Adrenalina

DCI com Advertência na Gravidez DCI com Advertência no Aleitamento DCI com Advertência no Dopping
O que é
A Adrenalina ou Epinefrina é uma hormona simpaticomimética e neurotransmissora, derivada da modificação de um aminoácido aromático (tirosina), secretado pelas glândulas supra-renais, assim chamadas por estarem acima dos rins.

Em momentos de "stress", as supra-renais secretam quantidades abundantes desta hormona que prepara o organismo para grandes esforços físicos, estimula o coração, eleva a tensão arterial, relaxa certos músculos e contrai outros.

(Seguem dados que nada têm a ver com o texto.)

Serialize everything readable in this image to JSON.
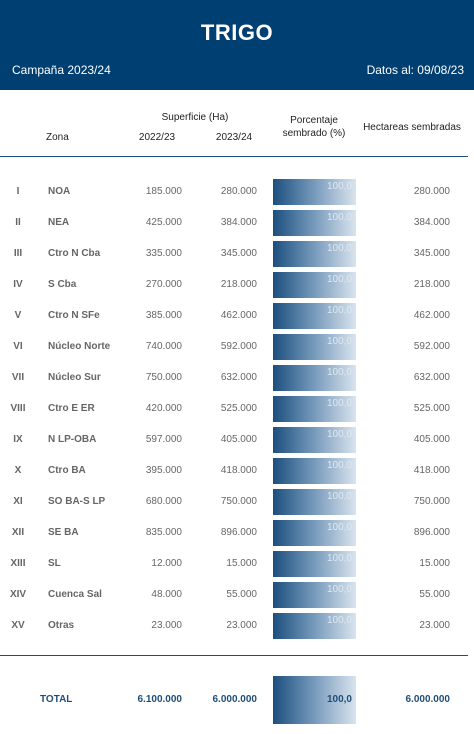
{
  "header": {
    "title": "TRIGO",
    "campaign": "Campaña 2023/24",
    "date": "Datos al: 09/08/23"
  },
  "columns": {
    "zona": "Zona",
    "superficie": "Superficie (Ha)",
    "year1": "2022/23",
    "year2": "2023/24",
    "porcentaje": "Porcentaje sembrado (%)",
    "hectareas": "Hectareas sembradas"
  },
  "rows": [
    {
      "roman": "I",
      "zone": "NOA",
      "v1": "185.000",
      "v2": "280.000",
      "pct": "100,0",
      "ha": "280.000"
    },
    {
      "roman": "II",
      "zone": "NEA",
      "v1": "425.000",
      "v2": "384.000",
      "pct": "100,0",
      "ha": "384.000"
    },
    {
      "roman": "III",
      "zone": "Ctro N Cba",
      "v1": "335.000",
      "v2": "345.000",
      "pct": "100,0",
      "ha": "345.000"
    },
    {
      "roman": "IV",
      "zone": "S Cba",
      "v1": "270.000",
      "v2": "218.000",
      "pct": "100,0",
      "ha": "218.000"
    },
    {
      "roman": "V",
      "zone": "Ctro N SFe",
      "v1": "385.000",
      "v2": "462.000",
      "pct": "100,0",
      "ha": "462.000"
    },
    {
      "roman": "VI",
      "zone": "Núcleo Norte",
      "v1": "740.000",
      "v2": "592.000",
      "pct": "100,0",
      "ha": "592.000"
    },
    {
      "roman": "VII",
      "zone": "Núcleo Sur",
      "v1": "750.000",
      "v2": "632.000",
      "pct": "100,0",
      "ha": "632.000"
    },
    {
      "roman": "VIII",
      "zone": "Ctro E ER",
      "v1": "420.000",
      "v2": "525.000",
      "pct": "100,0",
      "ha": "525.000"
    },
    {
      "roman": "IX",
      "zone": "N LP-OBA",
      "v1": "597.000",
      "v2": "405.000",
      "pct": "100,0",
      "ha": "405.000"
    },
    {
      "roman": "X",
      "zone": "Ctro BA",
      "v1": "395.000",
      "v2": "418.000",
      "pct": "100,0",
      "ha": "418.000"
    },
    {
      "roman": "XI",
      "zone": "SO BA-S LP",
      "v1": "680.000",
      "v2": "750.000",
      "pct": "100,0",
      "ha": "750.000"
    },
    {
      "roman": "XII",
      "zone": "SE BA",
      "v1": "835.000",
      "v2": "896.000",
      "pct": "100,0",
      "ha": "896.000"
    },
    {
      "roman": "XIII",
      "zone": "SL",
      "v1": "12.000",
      "v2": "15.000",
      "pct": "100,0",
      "ha": "15.000"
    },
    {
      "roman": "XIV",
      "zone": "Cuenca Sal",
      "v1": "48.000",
      "v2": "55.000",
      "pct": "100,0",
      "ha": "55.000"
    },
    {
      "roman": "XV",
      "zone": "Otras",
      "v1": "23.000",
      "v2": "23.000",
      "pct": "100,0",
      "ha": "23.000"
    }
  ],
  "total": {
    "label": "TOTAL",
    "v1": "6.100.000",
    "v2": "6.000.000",
    "pct": "100,0",
    "ha": "6.000.000"
  },
  "colors": {
    "header_bg": "#003f72",
    "bar_dark": "#1c4f7e",
    "bar_light": "#d9e4ee"
  }
}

Dopping: Substância proibida - Portaria n.º 411/2015, de 26 de novembro - Aprova a Lista de Substâncias e Métodos Proibidos para 2016 e revoga a Portaria n.º 270/2014, de 22 de dezembro.
Epinefrina (adrenalina): Não é proibida a administração local, e.g. nasal, oftalmológica, ou quando associada com anestésicos locais.
Usos comuns
Adrenalina (Epinefrina) é usada para tratar certos tipos de glaucoma.
Também pode ser usado em cirurgia ocular.

Epinefrina em aerosol: Tratar falta de ar, aperto no peito, chiadeira e associada à asma, enfisema e outros problemas respiratórios.

Solução de Adrenalina: Tratar reacções alérgicas graves (por exemplo, dificuldade em respirar, erupção cutânea, urticária, comichão, sensação de aperto no peito, tonturas grave, inchaço da boca, lábios ou língua) causadas por picadas de insectos ou mordidas, alimentos, drogas, ou outros causa.

É também utilizado no olho para dilatar (alargar) da pupila durante a cirurgia ocular.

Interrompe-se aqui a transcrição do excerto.